At some cases, the player can set a variable cell as 1 and check if any inconsistency occurs. The example in Figure 6 shows an inconsistency check. The cell marked with an hidden object Δ is under the test. Its marking leads to the set all the variables (grayed cells) to be 0. This follows the inconsistency. The clue cell marked red with value 1 does not have any remaining neighbor that can include a hidden object. Therefore, the cell under the test must not include a hidden object. In algebraic form we have two equations:

a + b + c + d = 1

a + b + c + d + e + f + g = 1

Here a, b, c, and d correspond to the top four grayed cells in Figure 6. The cell with Δ is represented by the variable f, and the other two grayed cells are marked as e and g. If we set f = 1, then a = 0, b = 0, c = 0, d = 0, e = 0, g = 0. The first equation above will have the left hand side equal to 0 while the right hand side has 1. A contradiction.

Try-and-check may need to be applied consequently in more than one step on some puzzles in order to reach a conclusion.
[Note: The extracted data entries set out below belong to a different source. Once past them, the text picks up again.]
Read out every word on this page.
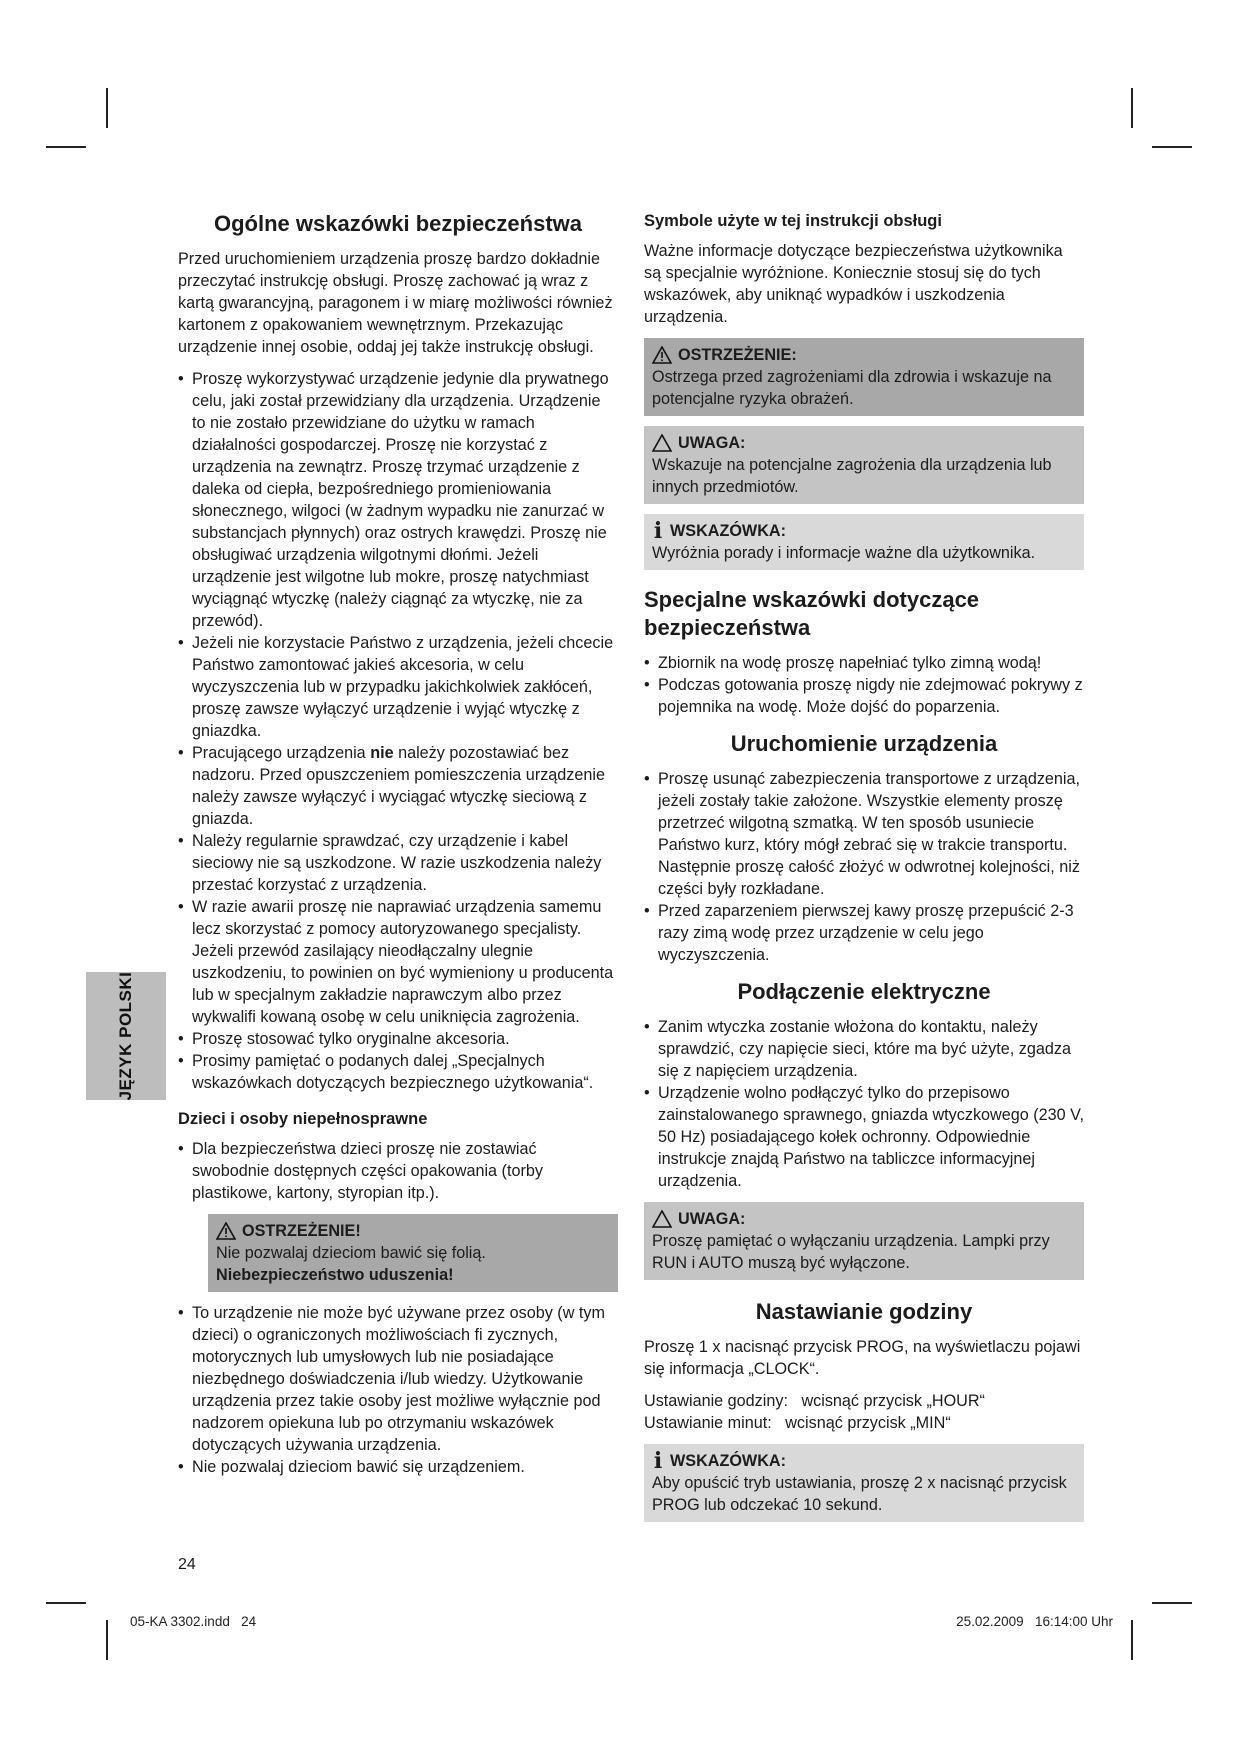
JĘZYK POLSKI
Ogólne wskazówki bezpieczeństwa

Przed uruchomieniem urządzenia proszę bardzo dokładnie przeczytać instrukcję obsługi. Proszę zachować ją wraz z kartą gwarancyjną, paragonem i w miarę możliwości również kartonem z opakowaniem wewnętrznym. Przekazując urządzenie innej osobie, oddaj jej także instrukcję obsługi.

• Proszę wykorzystywać urządzenie jedynie dla prywatnego celu, jaki został przewidziany dla urządzenia. Urządzenie to nie zostało przewidziane do użytku w ramach działalności gospodarczej. Proszę nie korzystać z urządzenia na zewnątrz. Proszę trzymać urządzenie z daleka od ciepła, bezpośredniego promieniowania słonecznego, wilgoci (w żadnym wypadku nie zanurzać w substancjach płynnych) oraz ostrych krawędzi. Proszę nie obsługiwać urządzenia wilgotnymi dłońmi. Jeżeli urządzenie jest wilgotne lub mokre, proszę natychmiast wyciągnąć wtyczkę (należy ciągnąć za wtyczkę, nie za przewód).
• Jeżeli nie korzystacie Państwo z urządzenia, jeżeli chcecie Państwo zamontować jakieś akcesoria, w celu wyczyszczenia lub w przypadku jakichkolwiek zakłóceń, proszę zawsze wyłączyć urządzenie i wyjąć wtyczkę z gniazdka.
• Pracującego urządzenia nie należy pozostawiać bez nadzoru. Przed opuszczeniem pomieszczenia urządzenie należy zawsze wyłączyć i wyciągać wtyczkę sieciową z gniazda.
• Należy regularnie sprawdzać, czy urządzenie i kabel sieciowy nie są uszkodzone. W razie uszkodzenia należy przestać korzystać z urządzenia.
• W razie awarii proszę nie naprawiać urządzenia samemu lecz skorzystać z pomocy autoryzowanego specjalisty. Jeżeli przewód zasilający nieodłączalny ulegnie uszkodzeniu, to powinien on być wymieniony u producenta lub w specjalnym zakładzie naprawczym albo przez wykwalifi kowaną osobę w celu uniknięcia zagrożenia.
• Proszę stosować tylko oryginalne akcesoria.
• Prosimy pamiętać o podanych dalej „Specjalnych wskazówkach dotyczących bezpiecznego użytkowania“.
Dzieci i osoby niepełnosprawne
• Dla bezpieczeństwa dzieci proszę nie zostawiać swobodnie dostępnych części opakowania (torby plastikowe, kartony, styropian itp.).
OSTRZEŻENIE!
Nie pozwalaj dzieciom bawić się folią.
Niebezpieczeństwo uduszenia!
• To urządzenie nie może być używane przez osoby (w tym dzieci) o ograniczonych możliwościach fi zycznych, motorycznych lub umysłowych lub nie posiadające niezbędnego doświadczenia i/lub wiedzy. Użytkowanie urządzenia przez takie osoby jest możliwe wyłącznie pod nadzorem opiekuna lub po otrzymaniu wskazówek dotyczących używania urządzenia.
• Nie pozwalaj dzieciom bawić się urządzeniem.
Symbole użyte w tej instrukcji obsługi

Ważne informacje dotyczące bezpieczeństwa użytkownika są specjalnie wyróżnione. Koniecznie stosuj się do tych wskazówek, aby uniknąć wypadków i uszkodzenia urządzenia.

OSTRZEŻENIE:
Ostrzega przed zagrożeniami dla zdrowia i wskazuje na potencjalne ryzyka obrażeń.
UWAGA:
Wskazuje na potencjalne zagrożenia dla urządzenia lub innych przedmiotów.
i WSKAZÓWKA:
Wyróżnia porady i informacje ważne dla użytkownika.
Specjalne wskazówki dotyczące bezpieczeństwa
• Zbiornik na wodę proszę napełniać tylko zimną wodą!
• Podczas gotowania proszę nigdy nie zdejmować pokrywy z pojemnika na wodę. Może dojść do poparzenia.
Uruchomienie urządzenia
• Proszę usunąć zabezpieczenia transportowe z urządzenia, jeżeli zostały takie założone. Wszystkie elementy proszę przetrzeć wilgotną szmatką. W ten sposób usuniecie Państwo kurz, który mógł zebrać się w trakcie transportu. Następnie proszę całość złożyć w odwrotnej kolejności, niż części były rozkładane.
• Przed zaparzeniem pierwszej kawy proszę przepuścić 2-3 razy zimą wodę przez urządzenie w celu jego wyczyszczenia.
Podłączenie elektryczne
• Zanim wtyczka zostanie włożona do kontaktu, należy sprawdzić, czy napięcie sieci, które ma być użyte, zgadza się z napięciem urządzenia.
• Urządzenie wolno podłączyć tylko do przepisowo zainstalowanego sprawnego, gniazda wtyczkowego (230 V, 50 Hz) posiadającego kołek ochronny. Odpowiednie instrukcje znajdą Państwo na tabliczce informacyjnej urządzenia.
UWAGA:
Proszę pamiętać o wyłączaniu urządzenia. Lampki przy RUN i AUTO muszą być wyłączone.
Nastawianie godziny

Proszę 1 x nacisnąć przycisk PROG, na wyświetlaczu pojawi się informacja „CLOCK“.

Ustawianie godziny:   wcisnąć przycisk „HOUR“
Ustawianie minut:   wcisnąć przycisk „MIN“
i WSKAZÓWKA:
Aby opuścić tryb ustawiania, proszę 2 x nacisnąć przycisk PROG lub odczekać 10 sekund.
24
05-KA 3302.indd   24	25.02.2009   16:14:00 Uhr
This is equivalent to binary search algorithm to eliminate possible paths which lead to inconsistency.

==Complexity==

Because the variables are binary, the equation set for the solution does not possess the linearity property. In other words, the appropriate rank of the equation matrix may not correspond directly to the number of variables.
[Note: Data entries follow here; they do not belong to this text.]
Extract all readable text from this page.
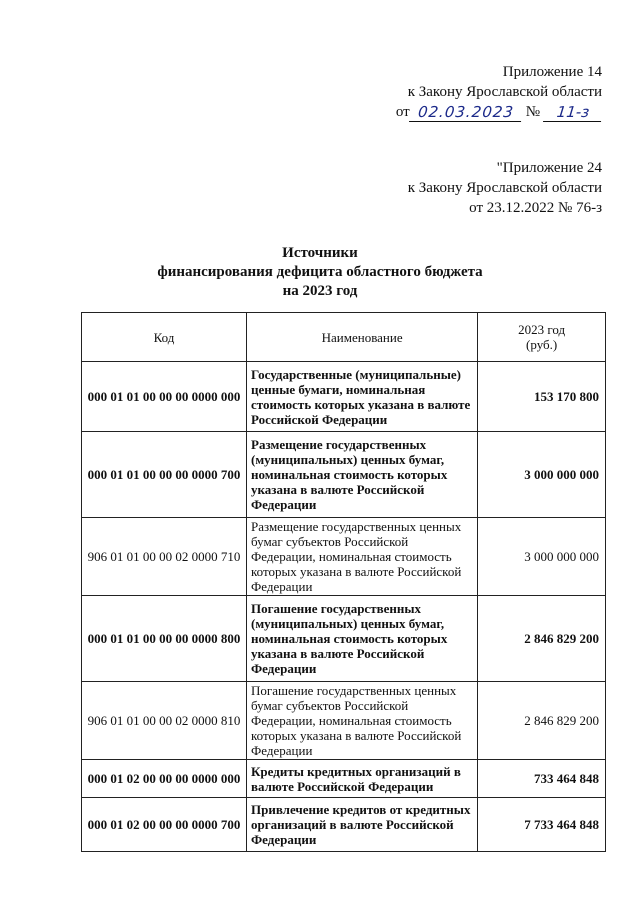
Приложение 14
к Закону Ярославской области
от 02.03.2023 №	11-з
"Приложение 24
к Закону Ярославской области
от 23.12.2022 № 76-з
Источники
финансирования дефицита областного бюджета
на 2023 год
Код	Наименование	2023 год
(руб.)

000 01 01 00 00 00 0000 000	Государственные (муниципальные) ценные бумаги, номинальная стоимость которых указана в валюте Российской Федерации	153 170 800
000 01 01 00 00 00 0000 700	Размещение государственных (муниципальных) ценных бумаг, номинальная стоимость которых указана в валюте Российской Федерации	3 000 000 000
906 01 01 00 00 02 0000 710	Размещение государственных ценных бумаг субъектов Российской Федерации, номинальная стоимость которых указана в валюте Российской Федерации	3 000 000 000
000 01 01 00 00 00 0000 800	Погашение государственных (муниципальных) ценных бумаг, номинальная стоимость которых указана в валюте Российской Федерации	2 846 829 200
906 01 01 00 00 02 0000 810	Погашение государственных ценных бумаг субъектов Российской Федерации, номинальная стоимость которых указана в валюте Российской Федерации	2 846 829 200
000 01 02 00 00 00 0000 000	Кредиты кредитных организаций в валюте Российской Федерации	733 464 848
000 01 02 00 00 00 0000 700	Привлечение кредитов от кредитных организаций в валюте Российской Федерации	7 733 464 848
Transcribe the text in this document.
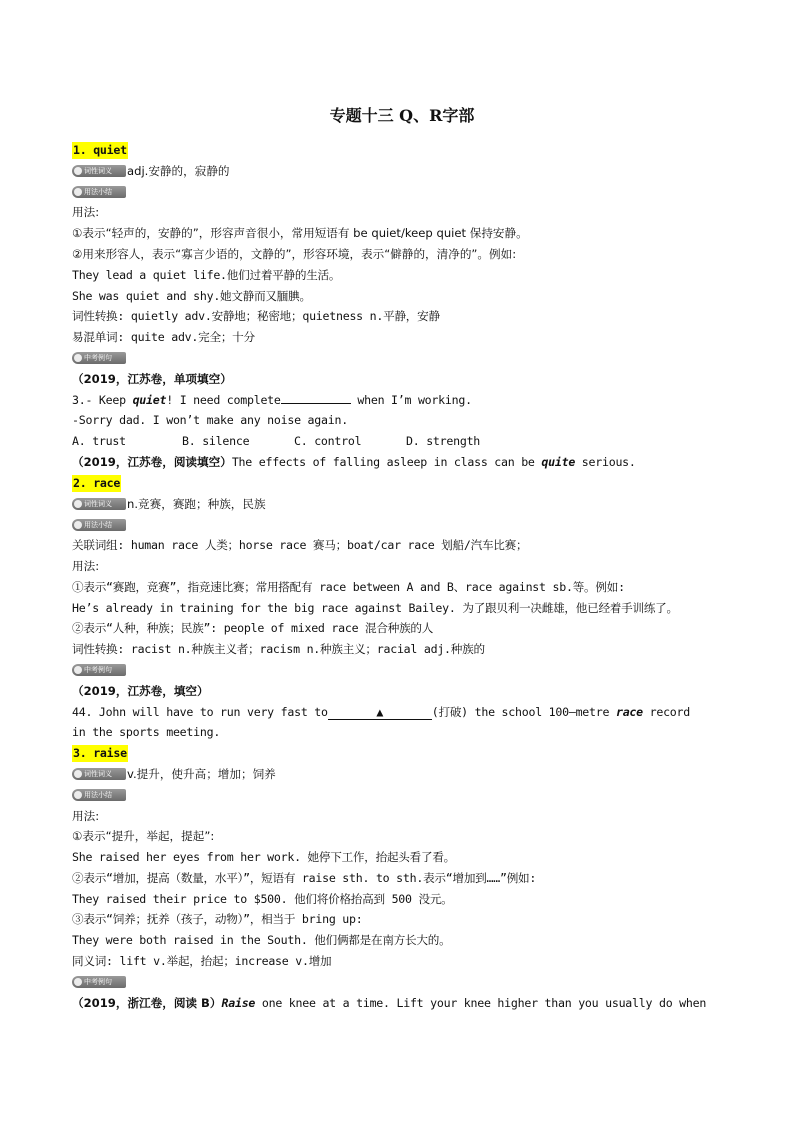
专题十三 Q、R字部
1. quiet
词性词义 adj.安静的，寂静的
用法小结
用法:
①表示“轻声的，安静的”，形容声音很小，常用短语有 be quiet/keep quiet 保持安静。
②用来形容人，表示“寡言少语的，文静的”，形容环境，表示“僻静的，清净的”。例如:
They lead a quiet life.他们过着平静的生活。
She was quiet and shy.她文静而又腼腆。
词性转换: quietly adv.安静地；秘密地；quietness n.平静，安静
易混单词: quite adv.完全；十分
中考例句
（2019，江苏卷，单项填空）
3.- Keep quiet! I need complete	when I’m working.
-Sorry dad. I won’t make any noise again.
A. trust	B. silence	C. control	D. strength
（2019，江苏卷，阅读填空）The effects of falling asleep in class can be quite serious.
2. race
词性词义 n.竞赛，赛跑；种族，民族
用法小结
关联词组: human race 人类；horse race 赛马；boat/car race 划船/汽车比赛；
用法:
①表示“赛跑，竞赛”，指竞速比赛；常用搭配有 race between A and B、race against sb.等。例如:
He’s already in training for the big race against Bailey. 为了跟贝利一决雌雄，他已经着手训练了。
②表示“人种，种族；民族”: people of mixed race 混合种族的人
词性转换: racist n.种族主义者；racism n.种族主义；racial adj.种族的
中考例句
（2019，江苏卷，填空）
44. John will have to run very fast to	▲	(打破) the school 100—metre race record
in the sports meeting.
3. raise
词性词义 v.提升，使升高；增加；饲养
用法小结
用法:
①表示“提升，举起，提起”:
She raised her eyes from her work. 她停下工作，抬起头看了看。
②表示“增加，提高（数量，水平）”，短语有 raise sth. to sth.表示“增加到……”例如:
They raised their price to $500. 他们将价格抬高到 500 没元。
③表示“饲养；抚养（孩子，动物）”，相当于 bring up:
They were both raised in the South. 他们俩都是在南方长大的。
同义词: lift v.举起，抬起；increase v.增加
中考例句
（2019，浙江卷，阅读 B）Raise one knee at a time. Lift your knee higher than you usually do when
The complexity of this class of puzzles can be adjusted in several ways. One of the simplest methods is to set a ratio of the number of the clue cells to the total number of the cells on the board. However, this may result in a large variation in complexity for that ratio. Another method is to reduce the number of clue cells step by step, based on some problem solving strategies. Complex strategies may be used for high complexity levels such as subtracting one equation from another, or a greater depth of try-and-check steps. When the board size increases, the range of the problem cases increases. The ratio of the number of hidden objects to the total number of cells affects the complexity of the puzzle too.